Wells Fargo (WFC): We think Tepper is right that Wells is among the best of the big banks. Wells has done a great job of maintaining and gaining market share in all of its operating segments while keeping a tight leash on expenses. WFC trades at $32.10 at the time of writing.
JP Morgan (JPM): This company trades with a price earnings of 11.5, price/book of 1.1, and price sales ratio of 1.8. The respective industry averages are 11.2, 0.9, and 1.4. Between 2001 and 2007, the respective P/S multiples were 2.5, 1.6, 2.3, 2.6, 2.6, 2.8, and 2.1. For quarter one of 2011, the company expects quarterly net charge offs to be running at $1.2 billion +/-. Chase and WaMu credit losses are expected to continue to improve, so that Chase losses are below 6.5% in Q1 2011. In the corporate division, net income is expected to be $300 million +/-. We value shares at $56 apiece using a conservative 11.5% cost of equity. And we think this is one of four financial stocks outdoing its peers.
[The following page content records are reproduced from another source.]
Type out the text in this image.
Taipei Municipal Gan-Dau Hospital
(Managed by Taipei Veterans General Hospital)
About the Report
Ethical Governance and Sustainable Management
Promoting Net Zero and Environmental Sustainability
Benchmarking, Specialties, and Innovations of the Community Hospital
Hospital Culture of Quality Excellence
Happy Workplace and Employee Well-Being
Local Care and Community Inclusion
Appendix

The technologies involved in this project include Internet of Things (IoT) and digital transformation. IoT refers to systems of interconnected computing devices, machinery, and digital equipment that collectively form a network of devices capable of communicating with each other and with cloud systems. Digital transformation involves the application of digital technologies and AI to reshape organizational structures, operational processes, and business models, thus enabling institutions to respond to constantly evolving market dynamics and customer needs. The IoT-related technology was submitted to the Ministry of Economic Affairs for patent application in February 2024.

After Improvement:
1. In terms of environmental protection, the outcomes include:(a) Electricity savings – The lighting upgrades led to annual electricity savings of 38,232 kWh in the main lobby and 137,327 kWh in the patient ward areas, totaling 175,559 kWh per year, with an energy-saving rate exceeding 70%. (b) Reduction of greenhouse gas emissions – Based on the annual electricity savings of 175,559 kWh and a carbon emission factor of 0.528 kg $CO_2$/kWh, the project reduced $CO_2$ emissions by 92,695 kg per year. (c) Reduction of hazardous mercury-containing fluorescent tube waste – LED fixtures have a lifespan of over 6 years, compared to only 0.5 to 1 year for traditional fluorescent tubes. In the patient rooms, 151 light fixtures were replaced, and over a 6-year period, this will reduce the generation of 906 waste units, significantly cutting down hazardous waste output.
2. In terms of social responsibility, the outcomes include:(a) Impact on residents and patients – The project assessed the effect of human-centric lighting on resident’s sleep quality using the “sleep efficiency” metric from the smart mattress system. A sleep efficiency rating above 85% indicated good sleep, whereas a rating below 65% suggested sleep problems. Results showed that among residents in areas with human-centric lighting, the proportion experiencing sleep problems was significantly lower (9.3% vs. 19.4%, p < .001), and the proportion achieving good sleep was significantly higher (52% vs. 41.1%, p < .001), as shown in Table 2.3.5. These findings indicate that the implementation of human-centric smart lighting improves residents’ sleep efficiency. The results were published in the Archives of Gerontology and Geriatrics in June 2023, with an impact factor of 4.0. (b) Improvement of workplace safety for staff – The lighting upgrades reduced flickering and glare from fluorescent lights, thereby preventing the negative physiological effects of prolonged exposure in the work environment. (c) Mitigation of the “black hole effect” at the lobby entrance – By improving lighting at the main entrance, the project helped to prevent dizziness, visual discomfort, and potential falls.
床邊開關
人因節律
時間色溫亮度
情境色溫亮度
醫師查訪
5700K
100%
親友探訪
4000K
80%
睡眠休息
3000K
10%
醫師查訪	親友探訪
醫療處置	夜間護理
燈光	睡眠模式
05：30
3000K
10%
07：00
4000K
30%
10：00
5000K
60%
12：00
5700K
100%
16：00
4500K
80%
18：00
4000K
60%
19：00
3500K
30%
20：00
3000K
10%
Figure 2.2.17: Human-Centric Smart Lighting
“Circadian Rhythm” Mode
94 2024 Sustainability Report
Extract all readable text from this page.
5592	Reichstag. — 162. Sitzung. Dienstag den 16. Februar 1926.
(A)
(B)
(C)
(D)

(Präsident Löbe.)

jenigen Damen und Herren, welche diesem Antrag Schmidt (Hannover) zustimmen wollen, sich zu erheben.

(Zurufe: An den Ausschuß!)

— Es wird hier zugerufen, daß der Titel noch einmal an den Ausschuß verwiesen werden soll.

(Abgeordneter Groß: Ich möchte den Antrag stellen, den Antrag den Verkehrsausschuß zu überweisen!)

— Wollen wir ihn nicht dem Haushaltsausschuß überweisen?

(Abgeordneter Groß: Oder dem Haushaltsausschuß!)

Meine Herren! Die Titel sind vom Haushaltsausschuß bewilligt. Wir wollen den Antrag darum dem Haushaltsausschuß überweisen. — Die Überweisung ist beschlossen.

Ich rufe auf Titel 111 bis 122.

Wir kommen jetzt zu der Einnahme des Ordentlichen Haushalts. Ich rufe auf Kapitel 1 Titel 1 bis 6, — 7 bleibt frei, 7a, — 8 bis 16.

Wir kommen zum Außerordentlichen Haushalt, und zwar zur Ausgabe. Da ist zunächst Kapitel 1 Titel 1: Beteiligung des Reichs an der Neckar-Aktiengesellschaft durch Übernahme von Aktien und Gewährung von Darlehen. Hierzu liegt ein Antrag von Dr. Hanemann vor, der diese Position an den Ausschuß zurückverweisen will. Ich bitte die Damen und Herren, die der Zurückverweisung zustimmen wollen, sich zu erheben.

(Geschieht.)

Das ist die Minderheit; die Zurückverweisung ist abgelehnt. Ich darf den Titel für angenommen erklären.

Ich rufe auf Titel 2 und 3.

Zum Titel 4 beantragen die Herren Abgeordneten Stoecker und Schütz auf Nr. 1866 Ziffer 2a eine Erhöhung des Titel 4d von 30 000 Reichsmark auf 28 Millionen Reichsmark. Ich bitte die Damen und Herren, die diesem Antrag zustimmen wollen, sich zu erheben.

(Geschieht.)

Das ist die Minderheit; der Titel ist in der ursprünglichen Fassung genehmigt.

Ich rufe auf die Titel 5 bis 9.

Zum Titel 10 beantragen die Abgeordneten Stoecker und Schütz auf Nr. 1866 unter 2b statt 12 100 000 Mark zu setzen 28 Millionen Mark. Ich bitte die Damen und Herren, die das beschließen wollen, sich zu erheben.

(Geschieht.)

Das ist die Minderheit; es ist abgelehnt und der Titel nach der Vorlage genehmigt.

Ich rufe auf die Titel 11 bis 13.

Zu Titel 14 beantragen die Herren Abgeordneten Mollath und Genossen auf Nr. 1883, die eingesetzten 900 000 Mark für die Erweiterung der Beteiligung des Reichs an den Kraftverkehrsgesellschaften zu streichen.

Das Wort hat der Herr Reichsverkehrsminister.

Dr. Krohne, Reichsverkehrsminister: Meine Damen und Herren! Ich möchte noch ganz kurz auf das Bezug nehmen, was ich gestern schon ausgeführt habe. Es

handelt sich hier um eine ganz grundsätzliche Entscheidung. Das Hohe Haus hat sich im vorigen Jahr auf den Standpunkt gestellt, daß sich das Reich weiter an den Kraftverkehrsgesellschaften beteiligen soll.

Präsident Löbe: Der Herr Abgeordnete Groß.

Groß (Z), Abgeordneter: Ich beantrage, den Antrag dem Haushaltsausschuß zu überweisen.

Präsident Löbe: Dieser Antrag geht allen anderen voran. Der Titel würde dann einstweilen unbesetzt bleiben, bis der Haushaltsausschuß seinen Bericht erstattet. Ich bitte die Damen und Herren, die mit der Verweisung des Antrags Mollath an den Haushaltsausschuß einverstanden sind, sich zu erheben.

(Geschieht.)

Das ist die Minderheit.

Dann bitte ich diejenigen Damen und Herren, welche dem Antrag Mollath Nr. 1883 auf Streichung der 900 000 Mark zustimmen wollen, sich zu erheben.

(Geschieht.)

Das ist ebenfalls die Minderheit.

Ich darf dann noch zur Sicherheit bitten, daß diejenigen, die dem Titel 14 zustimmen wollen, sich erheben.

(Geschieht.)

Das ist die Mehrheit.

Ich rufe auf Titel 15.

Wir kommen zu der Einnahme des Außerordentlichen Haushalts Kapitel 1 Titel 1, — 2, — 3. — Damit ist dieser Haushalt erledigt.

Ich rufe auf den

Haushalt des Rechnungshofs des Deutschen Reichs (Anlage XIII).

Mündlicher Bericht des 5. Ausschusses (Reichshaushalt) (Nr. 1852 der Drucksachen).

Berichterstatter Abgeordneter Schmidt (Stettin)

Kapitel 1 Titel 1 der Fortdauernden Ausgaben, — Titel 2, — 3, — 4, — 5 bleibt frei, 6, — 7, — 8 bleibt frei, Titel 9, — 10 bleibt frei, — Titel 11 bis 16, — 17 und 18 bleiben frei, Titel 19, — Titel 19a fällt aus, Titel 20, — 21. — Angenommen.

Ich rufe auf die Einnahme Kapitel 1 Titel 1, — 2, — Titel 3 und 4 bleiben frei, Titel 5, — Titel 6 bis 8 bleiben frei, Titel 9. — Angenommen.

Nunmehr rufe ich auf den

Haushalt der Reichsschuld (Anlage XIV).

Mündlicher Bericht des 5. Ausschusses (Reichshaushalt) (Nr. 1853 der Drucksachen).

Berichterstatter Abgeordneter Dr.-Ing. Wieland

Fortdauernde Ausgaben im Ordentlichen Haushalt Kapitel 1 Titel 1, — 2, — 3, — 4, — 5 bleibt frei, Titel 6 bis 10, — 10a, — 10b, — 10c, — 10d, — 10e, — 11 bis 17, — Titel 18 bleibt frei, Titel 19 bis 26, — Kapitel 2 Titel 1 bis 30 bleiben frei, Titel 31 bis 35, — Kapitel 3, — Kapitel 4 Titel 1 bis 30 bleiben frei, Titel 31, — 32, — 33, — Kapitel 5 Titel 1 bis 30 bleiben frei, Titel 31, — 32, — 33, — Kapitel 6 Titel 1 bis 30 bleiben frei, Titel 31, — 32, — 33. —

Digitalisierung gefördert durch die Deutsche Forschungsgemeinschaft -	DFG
In 2010, EPS were $3.96, which was an increase of 75.22%, after rising by 64.96% in 2009. The Street gives a range of earnings estimates between $4.45 and $5.50. Q1 2011 earnings are released on April 11.
Microsoft (MSFT) Trading at 25.70 with a forward P/E of 9.0 Microsoft defined what it was to be a new school blue chip so much so that calling it new school today will get you odd looks. It has been trending lower for the past couple of months, but didn’t react sharply to news out of Japan. Currently analysts, Oppenheimer among them, have price targets for the company as high as $36/share, giving it plenty of room for upward movement.
Disclosure: I have no positions in any stocks mentioned, and no plans to initiate any positions within the next 72 hours.